2) The application id is applied to the initialization of the Applications native object.

2) To control several phases of the initialization, a few signal handlers need to be set up. We’ll start with only one, activate which must show the default first window of the application. 3) To control several phases of the initialization, a few signal handlers need to be set up;

• startup: sets up the application when it first starts. It is fired right after the call to .register().
• activate: shows the default first window of the application. This corresponds to the application being launched by the desktop environment.
• shutdown: performs shutdown tasks after the main loop is exited.

4) Then, the application registers itself.

5) When initialization is finished, the user calls .run() to run the application. This will cause the activate signal to fire.

6) After working with the app, the user may decide to press an exit button or select a quit menu entry.

When run, it shows a very uninteresting window …

On the commandline…

# raku sceleton-application-v1.raku        

Info:
  Registered: True
  app id: io.github.martimm.tutorial.simple-app

What’s more, the application recognizes a few options automatically;

# raku sceleton-application-v1.raku --help
Usage:
  raku [OPTION…]

Help Options:
  -h, --help                 Show help options
  --help-all                 Show all help options
  --help-gapplication        Show GApplication options
  --help-gtk                 Show GTK+ Options

Application Options:
  --display=DISPLAY          X display to use

Or when not recognized

# raku sceleton-application-v1.raku --version
Unknown option --version

With a dbus viewer (I like qdbusviewer-qt5 very much), you can find your application when it runs. You will see how the application id is used on the dbus.

To prove that there is some communication being done under the hood, try to start a second one from another terminal (command shell), while the first is still running. You will see that the first one shows some more messages on the terminal screen and the second program will return quite quickly after showing some messages. A second window is opened as well. When one of the close buttons (an [X] button placed by window management), both windows will close and the firstly started program stops.
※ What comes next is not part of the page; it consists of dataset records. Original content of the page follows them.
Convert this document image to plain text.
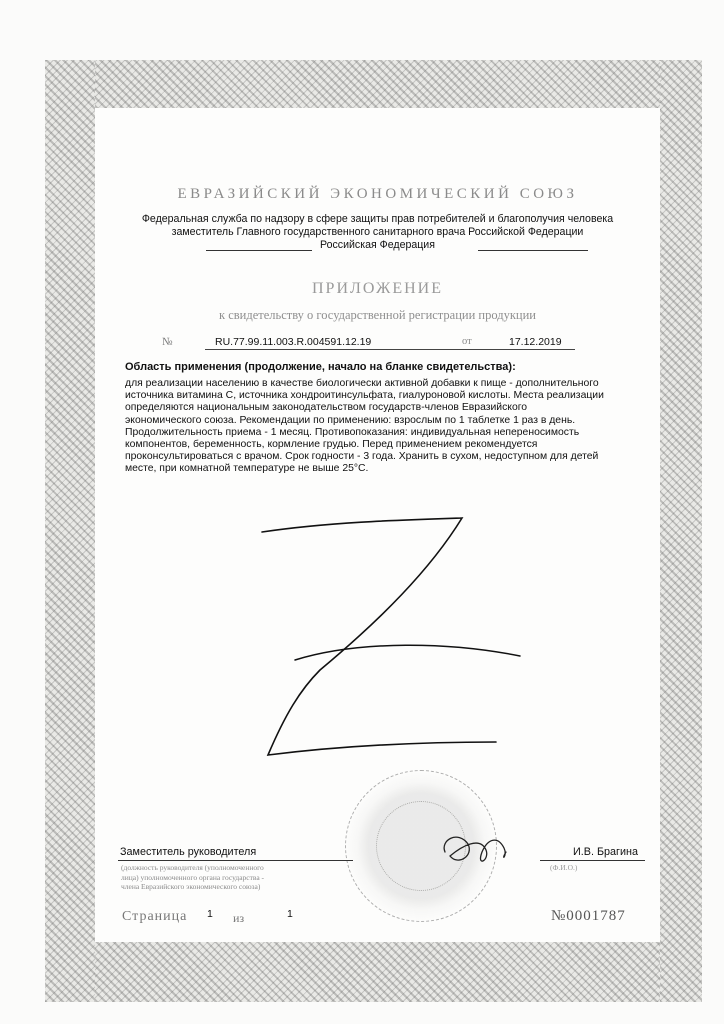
ЕВРАЗИЙСКИЙ ЭКОНОМИЧЕСКИЙ СОЮЗ
Федеральная служба по надзору в сфере защиты прав потребителей и благополучия человека
заместитель Главного государственного санитарного врача Российской Федерации
Российская Федерация
ПРИЛОЖЕНИЕ
к свидетельству о государственной регистрации продукции
№	RU.77.99.11.003.R.004591.12.19	от	17.12.2019
Область применения (продолжение, начало на бланке свидетельства):
для реализации населению в качестве биологически активной добавки к пище - дополнительного
источника витамина С, источника хондроитинсульфата, гиалуроновой кислоты. Места реализации
определяются национальным законодательством государств-членов Евразийского
экономического союза. Рекомендации по применению: взрослым по 1 таблетке 1 раз в день.
Продолжительность приема - 1 месяц. Противопоказания: индивидуальная непереносимость
компонентов, беременность, кормление грудью. Перед применением рекомендуется
проконсультироваться с врачом. Срок годности - 3 года. Хранить в сухом, недоступном для детей
месте, при комнатной температуре не выше 25°С.
Заместитель руководителя	И.В. Брагина
(должность руководителя (уполномоченного
лица) уполномоченного органа государства -
члена Евразийского экономического союза)
(Ф.И.О.)
Страница 1 из	1	№0001787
This is not a very nice behavior and we need to change that to make the application useful. Here it is meant to show that there is some communication between the instances. A simple trick is to add a flag to the init of your application to sever any communication.

submethod new ( |c ) {
  self.bless(
    :GtkApplication, :app-id(APP-ID),
    :flags(G_APPLICATION_NON_UNIQUE)
    |c
  );
}

Now, every start is the same as if you would be using a simple Gnome::Gtk3::Window instead of an Gnome::Gtk3::Application. The application won’t register on the DBus, so looking with the dbus viewer you will not find a notion of the application.

What did we learn

Let’s summarize some things we have learned.

• How to create a simple sceleton application.
• That an application id is needed when we register the application and that it is used on the dbus.
• We have seen that primary and secondary instances talk with each other. I believe that Window users have other means to communicate.
• We can modify the behavior of an application using flags at initialization time. We have seen one flag in use; G_APPLICATION_NON_UNIQUE can revert behavior to standalone instances.